Understanding Node Draining in GKE
How GKE Handles Node Upgrades
GKE automates node pool upgrades by cordoning, draining, and recreating nodes. Draining respects Kubernetes constraints like PodDisruptionBudgets, readiness probes, and affinity rules. If a pod cannot be evicted or rescheduled, the upgrade halts.
kubectl drain gke-node-name --ignore-daemonsets --delete-emptydir-data
Role of the Cluster Autoscaler
The GKE autoscaler may attempt to scale down underutilized nodes. It uses similar eviction logic but can stall if pods are deemed "non-evictable" due to configuration or runtime state.
Root Causes of Node Drain Failures
Misconfigured PodDisruptionBudgets (PDBs)

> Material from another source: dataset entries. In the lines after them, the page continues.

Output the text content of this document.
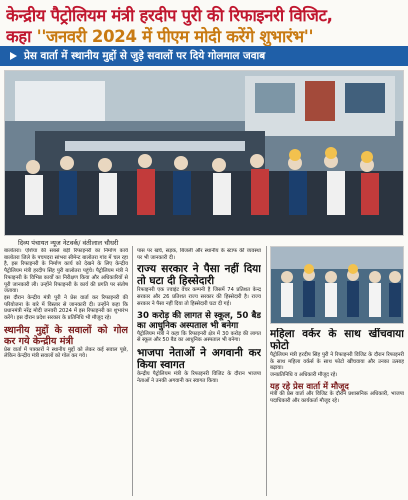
केन्द्रीय पैट्रोलियम मंत्री हरदीप पुरी की रिफाइनरी विजिट,
कहा ''जनवरी 2024 में पीएम मोदी करेंगे शुभारंभ''
प्रेस वार्ता में स्थानीय मुद्दों से जुड़े सवालों पर दिये गोलमाल जवाब
दिव्य पंचायत न्यूज नेटवर्क/ वंतीलाल चौधरी

बालोतरा। एशिया की सबसे बड़ी रिफाइनरी का निर्माण कार्य बालोतरा जिले के पचपदरा सांभरा सीमेन्ट बालोतरा गांव में चल रहा है, इस रिफाइनरी के निर्माण कार्य को देखने के लिए केन्द्रीय पैट्रोलियम मंत्री हरदीप सिंह पुरी बालोतरा पहुंचे। पैट्रोलियम मंत्री ने रिफाइनरी के विभिन्न कार्यों का निरीक्षण किया और अधिकारियों से पूरी जानकारी ली। उन्होंने रिफाइनरी के कार्य की प्रगति पर संतोष जताया।

इस दौरान केन्द्रीय मंत्री पुरी ने प्रेस वार्ता कर रिफाइनरी की परियोजना के बारे में विस्तार से जानकारी दी। उन्होंने कहा कि प्रधानमंत्री नरेंद्र मोदी जनवरी 2024 में इस रिफाइनरी का शुभारंभ करेंगे। इस दौरान प्रदेश सरकार के प्रतिनिधि भी मौजूद रहे।

स्थानीय मुद्दों के सवालों को गोल कर गये केन्द्रीय मंत्री

प्रेस वार्ता में पत्रकारों ने स्थानीय मुद्दों को लेकर कई सवाल पूछे, लेकिन केन्द्रीय मंत्री सवालों को गोल कर गये।

पास पर खर्च, सड़क, बिजली और स्थानीय के स्टाफ की व्यवस्था पर भी जानकारी दी।

राज्य सरकार ने पैसा नहीं दिया तो घटा दी हिस्सेदारी

रिफाइनरी एक ज्वाइंट वेंचर कम्पनी है जिसमें 74 प्रतिशत केन्द्र सरकार और 26 प्रतिशत राज्य सरकार की हिस्सेदारी है। राज्य सरकार ने पैसा नहीं दिया तो हिस्सेदारी घटा दी गई।

30 करोड़ की लागत से स्कूल, 50 बैड का आधुनिक अस्पताल भी बनेगा

पैट्रोलियम मंत्री ने कहा कि रिफाइनरी क्षेत्र में 30 करोड़ की लागत से स्कूल और 50 बैड का आधुनिक अस्पताल भी बनेगा।

भाजपा नेताओं ने अगवानी कर किया स्वागत

केन्द्रीय पैट्रोलियम मंत्री के रिफाइनरी विजिट के दौरान भाजपा नेताओं ने उनकी अगवानी कर स्वागत किया।

महिला वर्कर के साथ खींचवाया फोटो

पैट्रोलियम मंत्री हरदीप सिंह पुरी ने रिफाइनरी विजिट के दौरान रिफाइनरी के साथ महिला वर्कर्स के साथ फोटो खींचवाया और उनका उत्साह बढ़ाया।

जनप्रतिनिधि व अधिकारी मौजूद रहे।

यह रहे प्रेस वार्ता में मौजूद

मंत्री की प्रेस वार्ता और विजिट के दौरान प्रशासनिक अधिकारी, भाजपा पदाधिकारी और कार्यकर्ता मौजूद रहे।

PDBs control how many replicas of a workload can be simultaneously unavailable. Overly strict PDBs (e.g., maxUnavailable: 0
) can block all evictions during upgrades or scale-downs.
apiVersion: policy/v1 kind: PodDisruptionBudget metadata: name: strict-pdb spec: maxUnavailable: 0 selector: matchLabels: app: my-critical-service
Insufficient Scheduling Capacity
When a pod cannot be rescheduled due to taints, affinity rules, or resource exhaustion, the drain stalls. GKE does not force migration unless preemption or overprovisioning is in place.
StatefulSets and Node Affinity
Stateful workloads with persistent volume claims (PVCs) and hard node affinity may pin pods to specific nodes, making eviction and re-scheduling impossible within existing constraints.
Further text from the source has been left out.